Zudem seien die von der VKA in den zurückliegenden Verhandlungsrunden erwogenen Regelungen nicht geeignet, den Konflikt zu befrieden. „Die VKA ist weder bereit, die Eingruppierung von Erzieherinnen mit Normaltätigkeit noch mit ‚besonders schwierigen fachlichen Tätigkeiten‘ anzuheben“, stellte Dannenberg klar. Die vorgeschlagene Schaffung eines neuen Tätigkeitsmerkmals für „schwierige fachliche Tätigkeiten“ führe – unabhängig davon, wie viele Beschäftigte überhaupt davon profitieren würden – allenfalls zu marginalen Einkommenserhöhungen von 27 bis 39 Euro monatlich (0,9 bis 1,6 Prozent). Diese VKA-Idee berge darüber hinaus sogar die Gefahr einer Herabgruppierung der Erzieherinnen, die in der höheren Entgeltgruppe S 8 eingruppiert sind. Bei den in Aussicht gestellten Verbesserungen für Leitungen und stellvertretenden Leitungen von Kitas profitiere nur der kleine Anteil von Einrichtungen mit wenigen Plätzen. „Das ist nur Arbeitgeber-Kosmetik“, kritisierte Dannenberg.

Die Arbeitgeber hätten sich „weitgehend eingemauert“. Die VKA sei weder bereit, die Eingruppierung von Kinderpflegerinnen mit Normaltätigkeit noch mit schwierigen fachlichen Tätigkeiten anzuheben. Dies gelte auch für die Eingruppierung der Gruppenleitungen in Werkstätten für Menschen mit Behinderung.
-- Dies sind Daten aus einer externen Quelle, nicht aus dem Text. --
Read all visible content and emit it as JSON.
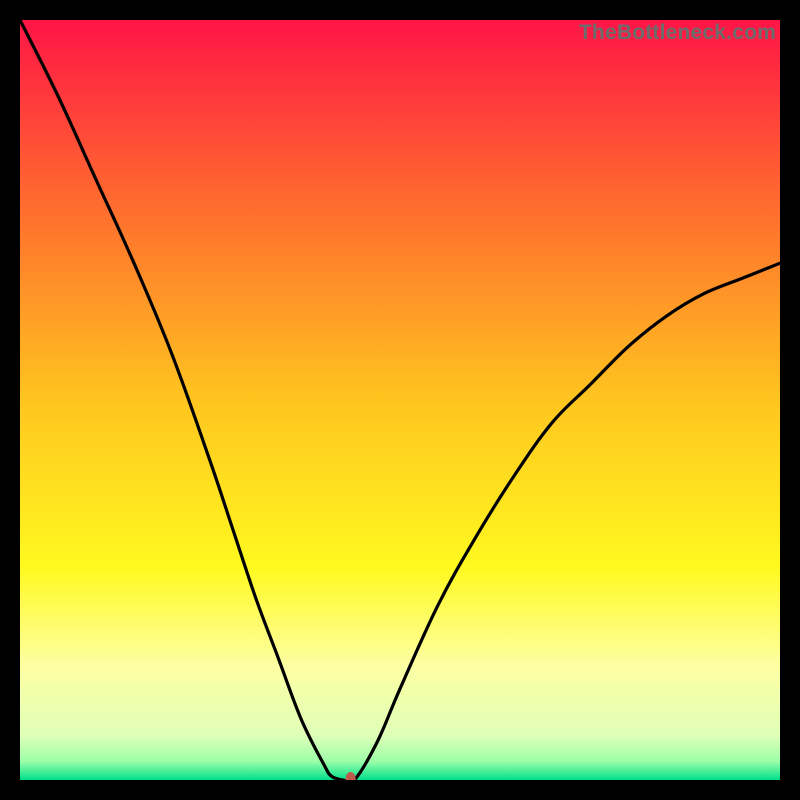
{
  "watermark": "TheBottleneck.com",
  "chart_data": {
    "type": "line",
    "title": "",
    "xlabel": "",
    "ylabel": "",
    "xlim": [
      0,
      100
    ],
    "ylim": [
      0,
      100
    ],
    "grid": false,
    "legend": false,
    "background_gradient": {
      "stops": [
        {
          "offset": 0.0,
          "color": "#ff1546"
        },
        {
          "offset": 0.25,
          "color": "#ff6e2e"
        },
        {
          "offset": 0.5,
          "color": "#ffc51f"
        },
        {
          "offset": 0.72,
          "color": "#fff91f"
        },
        {
          "offset": 0.85,
          "color": "#fdffa3"
        },
        {
          "offset": 0.94,
          "color": "#e0ffb7"
        },
        {
          "offset": 0.975,
          "color": "#9effa9"
        },
        {
          "offset": 1.0,
          "color": "#00e08a"
        }
      ]
    },
    "series": [
      {
        "name": "bottleneck-curve",
        "color": "#000000",
        "x": [
          0,
          5,
          10,
          15,
          20,
          25,
          28,
          31,
          34,
          37,
          40,
          41,
          42.5,
          44,
          47,
          50,
          55,
          60,
          65,
          70,
          75,
          80,
          85,
          90,
          95,
          100
        ],
        "y": [
          100,
          90,
          79,
          68,
          56,
          42,
          33,
          24,
          16,
          8,
          2,
          0.5,
          0,
          0,
          5,
          12,
          23,
          32,
          40,
          47,
          52,
          57,
          61,
          64,
          66,
          68
        ]
      }
    ],
    "marker": {
      "name": "optimum-point",
      "x": 43.5,
      "y": 0,
      "color": "#c05a4d",
      "rx": 5,
      "ry": 7
    }
  }
}
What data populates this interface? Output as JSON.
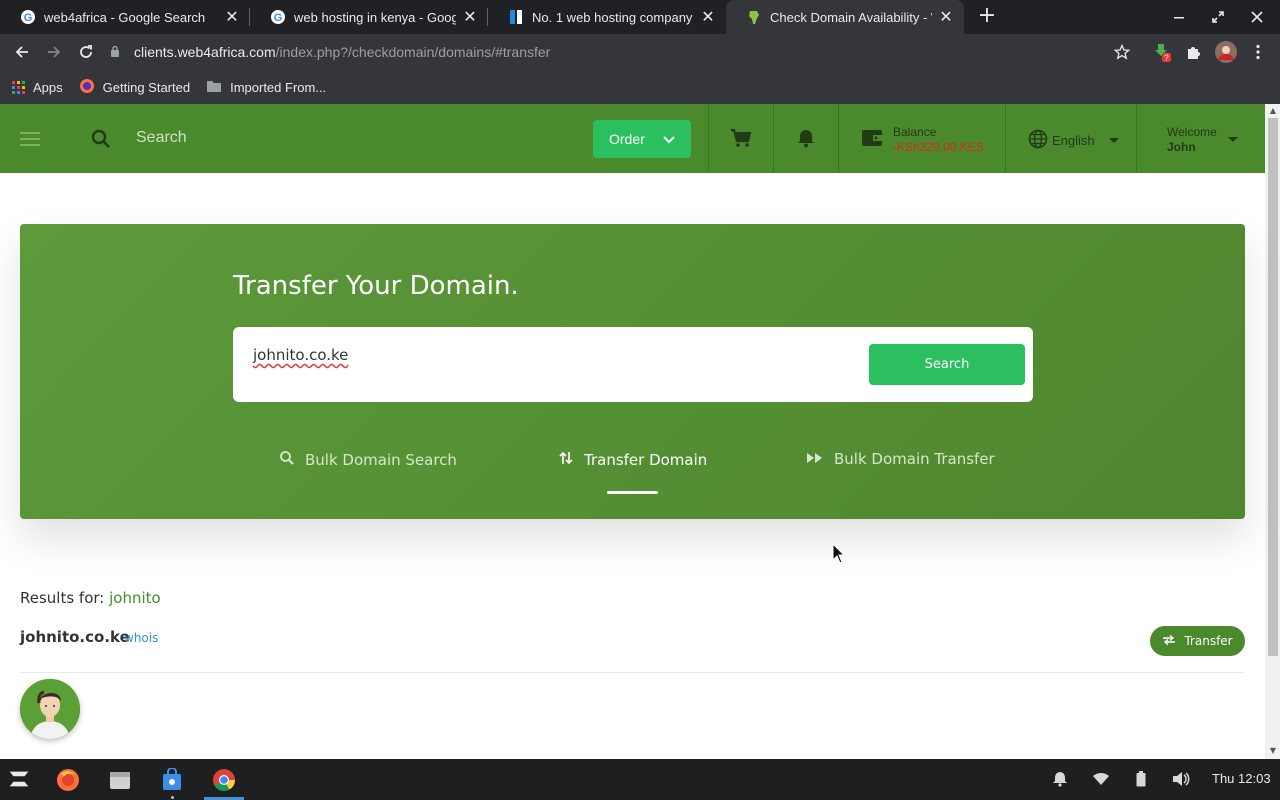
{
  "browser": {
    "tabs": [
      {
        "title": "web4africa - Google Search",
        "favicon": "google-icon",
        "active": false
      },
      {
        "title": "web hosting in kenya - Goog",
        "favicon": "google-icon",
        "active": false
      },
      {
        "title": "No. 1 web hosting company",
        "favicon": "web4africa-icon",
        "active": false
      },
      {
        "title": "Check Domain Availability - W",
        "favicon": "africa-map-icon",
        "active": true
      }
    ],
    "url_host": "clients.web4africa.com",
    "url_path": "/index.php?/checkdomain/domains/#transfer",
    "bookmarks": [
      {
        "label": "Apps",
        "icon": "apps-grid-icon"
      },
      {
        "label": "Getting Started",
        "icon": "firefox-icon"
      },
      {
        "label": "Imported From...",
        "icon": "folder-icon"
      }
    ],
    "extension_badge": "?"
  },
  "header": {
    "search_placeholder": "Search",
    "order_label": "Order",
    "balance_label": "Balance",
    "balance_value": "-KSh220.00 KES",
    "language": "English",
    "welcome_label": "Welcome",
    "user_name": "John"
  },
  "hero": {
    "title": "Transfer Your Domain.",
    "search_value": "johnito.co.ke",
    "search_button": "Search",
    "tabs": [
      {
        "label": "Bulk Domain Search",
        "icon": "search-icon",
        "active": false
      },
      {
        "label": "Transfer Domain",
        "icon": "transfer-arrows-icon",
        "active": true
      },
      {
        "label": "Bulk Domain Transfer",
        "icon": "fast-forward-icon",
        "active": false
      }
    ]
  },
  "results": {
    "label": "Results for:",
    "term": "johnito",
    "domain": "johnito.co.ke",
    "whois": "whois",
    "transfer_button": "Transfer"
  },
  "taskbar": {
    "clock": "Thu 12:03"
  },
  "colors": {
    "brand_green": "#4a8a2c",
    "button_green": "#2bbf5f",
    "balance_red": "#e02424",
    "link_blue": "#3a8fd0"
  }
}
Bei den Sozialarbeitern und Sozialpädagoginnen lehne die VKA kategorisch jede Eingruppierungsverbesserung ab. Bei den weiteren in dem VKA-Papier nicht aufgeführten Berufsgruppen wie etwa den Leitungen von Tagesstätten für Erwachsene oder von Erziehungsheimen oder den Kinder- und Jugendpsychotherapeutinnen sähen die Arbeitgeber entweder keinen Handlungsbedarf oder hätten sich überhaupt nicht dazu geäußert. „Wer so vorgeht, will keine Einigung am Verhandlungstisch, sondern setzt bewusst auf eine Ausweitung des Tarifkonflikts“, resümierte Dannenberg.